The blackbird, the Netherlands’ most common breeding bird, could be in trouble, according to bird monitoring organisation Sovon.
At the last count the number of blackbirds in cities and villages had fallen by 15%, the highest percentage since counting began in 2007, the organisation said.
‘We have counted tens of thousands fewer blackbirds than last year. That means you will really hear fewer blackbirds in your neighbourhood,’ Sovon spokesperson Albert de Jong told broadcaster NOS.
A likely cause for the decline in blackbird numbers is the Usutu virus which originated in South Africa and was probably brought to Europe by migrating birds.
The virus, which is transferred by mosquitos, felled hundreds of thousands of blackbirds in Germany in 2012. The birds usually fall ill in summer because the mosquitos are at their most active at that time.
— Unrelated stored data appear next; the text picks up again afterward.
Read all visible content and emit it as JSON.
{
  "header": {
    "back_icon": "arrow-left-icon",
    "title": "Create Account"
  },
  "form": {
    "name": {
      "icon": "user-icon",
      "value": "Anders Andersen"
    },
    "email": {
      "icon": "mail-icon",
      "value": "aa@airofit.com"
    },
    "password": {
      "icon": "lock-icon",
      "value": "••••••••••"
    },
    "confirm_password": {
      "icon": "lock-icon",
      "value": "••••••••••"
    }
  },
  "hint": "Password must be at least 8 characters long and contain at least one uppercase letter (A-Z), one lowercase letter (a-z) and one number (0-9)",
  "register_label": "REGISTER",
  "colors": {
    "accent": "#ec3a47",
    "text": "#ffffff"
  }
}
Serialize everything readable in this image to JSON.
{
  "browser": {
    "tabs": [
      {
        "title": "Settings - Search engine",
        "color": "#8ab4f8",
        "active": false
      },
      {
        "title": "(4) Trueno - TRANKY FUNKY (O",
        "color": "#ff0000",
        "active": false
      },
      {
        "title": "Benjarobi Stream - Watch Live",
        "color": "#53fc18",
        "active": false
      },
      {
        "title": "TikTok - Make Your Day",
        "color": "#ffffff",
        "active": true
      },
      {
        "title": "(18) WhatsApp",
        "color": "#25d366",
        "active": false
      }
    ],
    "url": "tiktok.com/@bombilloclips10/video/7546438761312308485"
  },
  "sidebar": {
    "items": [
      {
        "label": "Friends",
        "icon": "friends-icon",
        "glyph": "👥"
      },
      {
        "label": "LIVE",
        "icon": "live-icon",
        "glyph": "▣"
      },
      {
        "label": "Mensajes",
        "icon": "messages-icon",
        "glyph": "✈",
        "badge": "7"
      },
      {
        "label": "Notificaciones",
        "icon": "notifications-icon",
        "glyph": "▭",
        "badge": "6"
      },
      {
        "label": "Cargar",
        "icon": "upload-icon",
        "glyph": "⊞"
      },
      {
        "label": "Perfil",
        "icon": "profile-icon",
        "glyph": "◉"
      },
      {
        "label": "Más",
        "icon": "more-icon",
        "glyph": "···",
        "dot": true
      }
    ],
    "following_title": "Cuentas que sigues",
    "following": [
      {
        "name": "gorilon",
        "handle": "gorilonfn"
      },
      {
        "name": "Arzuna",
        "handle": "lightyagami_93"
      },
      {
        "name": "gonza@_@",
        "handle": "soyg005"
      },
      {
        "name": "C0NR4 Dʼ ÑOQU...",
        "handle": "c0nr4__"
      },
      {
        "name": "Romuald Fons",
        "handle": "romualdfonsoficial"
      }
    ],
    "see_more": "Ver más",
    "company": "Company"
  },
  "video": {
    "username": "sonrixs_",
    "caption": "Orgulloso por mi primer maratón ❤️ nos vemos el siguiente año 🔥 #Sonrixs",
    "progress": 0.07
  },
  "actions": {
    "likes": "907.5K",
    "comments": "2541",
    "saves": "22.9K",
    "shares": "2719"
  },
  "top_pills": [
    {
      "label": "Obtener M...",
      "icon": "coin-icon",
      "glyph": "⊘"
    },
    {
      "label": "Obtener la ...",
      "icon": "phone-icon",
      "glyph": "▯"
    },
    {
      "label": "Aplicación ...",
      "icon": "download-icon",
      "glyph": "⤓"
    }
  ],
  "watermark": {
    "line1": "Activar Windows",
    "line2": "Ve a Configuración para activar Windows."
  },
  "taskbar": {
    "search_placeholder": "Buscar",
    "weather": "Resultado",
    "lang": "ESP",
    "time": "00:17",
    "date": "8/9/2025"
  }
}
When the virus strikes the birds become listless, and in the final stages of the disease they develop bald spots on their heads and die.
Sovon asks anyone who spots a dead bird to report it so the cause can be established. Sovon is working with the virology department of the Erasmus hospital in Rotterdam to this end.
Despite the declining numbers the blackbird is still the most common bird in the Netherlands. ‘You know him by his dreamy, melodious song. Every garden has at least one blackbird.’ De Jong told the broadcaster.